In theory, we could also add lines for each person’s difference from the grand mean…

```
ERPdiff.plot+
guides(fill = "none")+
labs(x = "Time (ms)", y = expression(paste("Amplitude (",mu,"V)")),colour = "")+
stat_summary(fun.y = mean,geom = "line",size = 1,aes(y = GAdiff,group = interaction(Subject,Frequency),colour = Frequency),alpha = 0.4)+
geom_ribbon(data = WSCI,
aes(ymin = amplitude-ci,
ymax = amplitude+ci,
fill = Frequency,
colour = Frequency),
linetype="dashed",
alpha = 0.3)+
stat_summary(fun.y = mean,geom = "line",size = 2,aes(y = GAdiff,colour = Frequency))+
geom_vline(xintercept = 0,linetype = "dashed" )+
geom_hline(yintercept = 0,linetype = "dashed")
```

…but if you can make sense of that, you have better eyesight than I have.

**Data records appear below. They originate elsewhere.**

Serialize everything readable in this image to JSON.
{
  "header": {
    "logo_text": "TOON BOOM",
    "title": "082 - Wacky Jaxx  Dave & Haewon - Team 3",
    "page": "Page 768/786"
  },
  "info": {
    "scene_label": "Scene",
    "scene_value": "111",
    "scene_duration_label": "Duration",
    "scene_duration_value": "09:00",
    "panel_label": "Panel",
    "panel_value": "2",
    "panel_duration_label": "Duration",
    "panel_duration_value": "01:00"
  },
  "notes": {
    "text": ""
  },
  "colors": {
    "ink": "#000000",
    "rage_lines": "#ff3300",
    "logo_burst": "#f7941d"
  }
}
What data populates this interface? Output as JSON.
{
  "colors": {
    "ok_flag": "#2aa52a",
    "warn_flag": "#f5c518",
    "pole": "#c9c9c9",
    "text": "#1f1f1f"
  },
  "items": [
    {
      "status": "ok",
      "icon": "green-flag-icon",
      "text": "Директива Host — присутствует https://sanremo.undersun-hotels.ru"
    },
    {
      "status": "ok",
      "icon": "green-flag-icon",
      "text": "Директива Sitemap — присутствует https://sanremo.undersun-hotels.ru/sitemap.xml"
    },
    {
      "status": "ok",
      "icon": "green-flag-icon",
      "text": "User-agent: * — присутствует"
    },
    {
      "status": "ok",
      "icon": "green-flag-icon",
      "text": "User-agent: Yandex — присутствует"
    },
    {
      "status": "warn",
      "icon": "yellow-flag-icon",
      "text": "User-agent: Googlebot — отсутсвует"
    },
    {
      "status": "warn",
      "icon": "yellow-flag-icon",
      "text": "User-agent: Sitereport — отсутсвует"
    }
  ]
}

Splitting them up by condition helps, but still leaves you with having to perform mental gymnastics to compare across conditions. But coupled with one of the first difference plot, that in itself might not be a huge issue.

```
ERPdiff.plot+
guides(fill = "none")+
labs(x = "Time (ms)", y = expression(paste("Amplitude (",mu,"V)")),colour = "")+
stat_summary(fun.y = mean,geom = "line",size = 1,aes(y = GAdiff,group = Subject),alpha = 0.3)+
stat_summary(fun.y = mean,geom = "line",size = 2,aes(y = GAdiff))+
geom_vline(xintercept = 0,linetype = "dashed" )+
geom_hline(yintercept = 0,linetype = "dashed")+
facet_wrap(~Frequency)
```

So at a first pass, subtracting the grand average ERP from the condition ERPs seems like a plausible way to show overall differences across three conditions. I’ll post soon on doing pairwise comparisons between those three conditions.